Closed Yoyiming closed 1 month ago
Hi Yoyiming, the x and y coordinates of the spatial_pos_csv is also in the same format as OpenCV, hence the two cancels out.
import matplotlib.pyplot as plt
import cv2
import pandas as pd
spatial_pos_csv = pd.read_csv("GSM7697868_C73A1_tissue_positions_list.csv", sep=",", header = None)
whole_image = cv2.imread("GSM7697868_GEX_C73_A1_Merged.tiff")
filter = spatial_pos_csv.loc[:,1] == 1
x = spatial_pos_csv.loc[filter,4].values
y = spatial_pos_csv.loc[filter,5].values
for i in range(len(x)):
whole_image[x[i]-112:x[i]+112,y[i]-112:y[i]+112] = 0
plt.imshow(whole_image)
@Xrioen @subercui Hello, I think there might be an issue in dataset.py.
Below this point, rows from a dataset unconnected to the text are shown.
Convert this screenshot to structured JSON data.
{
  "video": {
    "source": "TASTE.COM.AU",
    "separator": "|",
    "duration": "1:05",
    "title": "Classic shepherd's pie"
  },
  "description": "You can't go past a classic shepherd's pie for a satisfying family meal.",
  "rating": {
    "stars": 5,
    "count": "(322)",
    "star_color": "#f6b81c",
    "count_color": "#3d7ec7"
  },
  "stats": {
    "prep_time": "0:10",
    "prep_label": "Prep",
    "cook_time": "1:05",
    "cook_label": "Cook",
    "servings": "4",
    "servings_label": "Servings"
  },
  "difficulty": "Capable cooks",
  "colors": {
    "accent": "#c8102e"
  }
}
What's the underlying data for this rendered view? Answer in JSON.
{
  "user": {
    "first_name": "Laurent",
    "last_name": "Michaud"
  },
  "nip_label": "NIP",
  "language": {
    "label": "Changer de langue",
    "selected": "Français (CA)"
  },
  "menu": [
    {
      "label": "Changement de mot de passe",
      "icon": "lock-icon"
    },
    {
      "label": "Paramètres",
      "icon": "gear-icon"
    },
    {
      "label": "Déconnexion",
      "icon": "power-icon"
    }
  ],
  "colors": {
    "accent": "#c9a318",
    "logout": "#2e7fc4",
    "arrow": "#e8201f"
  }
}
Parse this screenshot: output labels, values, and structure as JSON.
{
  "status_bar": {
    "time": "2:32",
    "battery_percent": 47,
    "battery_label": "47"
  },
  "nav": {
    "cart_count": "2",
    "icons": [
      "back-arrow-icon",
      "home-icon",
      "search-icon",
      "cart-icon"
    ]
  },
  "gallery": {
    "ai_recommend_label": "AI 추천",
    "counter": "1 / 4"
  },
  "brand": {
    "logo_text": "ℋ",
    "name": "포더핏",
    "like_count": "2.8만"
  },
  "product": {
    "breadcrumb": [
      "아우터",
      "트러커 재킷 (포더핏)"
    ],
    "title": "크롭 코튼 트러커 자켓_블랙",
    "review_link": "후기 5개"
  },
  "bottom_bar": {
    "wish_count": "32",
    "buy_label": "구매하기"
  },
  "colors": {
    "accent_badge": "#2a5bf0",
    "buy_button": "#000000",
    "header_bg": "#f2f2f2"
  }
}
When cropping patches, the pixel values for the x-axis should correspond to the width of the image, but I noticed that the code might be treating it as the height. Since the image loaded by OpenCV should have dimensions in HWC format, I believe this might be the cause.
v1 = self.spatial_pos_csv.loc[self.spatial_pos_csv[0] == barcode,4].values[0] v2 = self.spatial_pos_csv.loc[self.spatial_pos_csv[0] == barcode,5].values[0] image = self.whole_image[(v1-112):(v1+112),(v2-112):(v2+112)]
where v1 refers to x-axis and v2 refers to y-axis.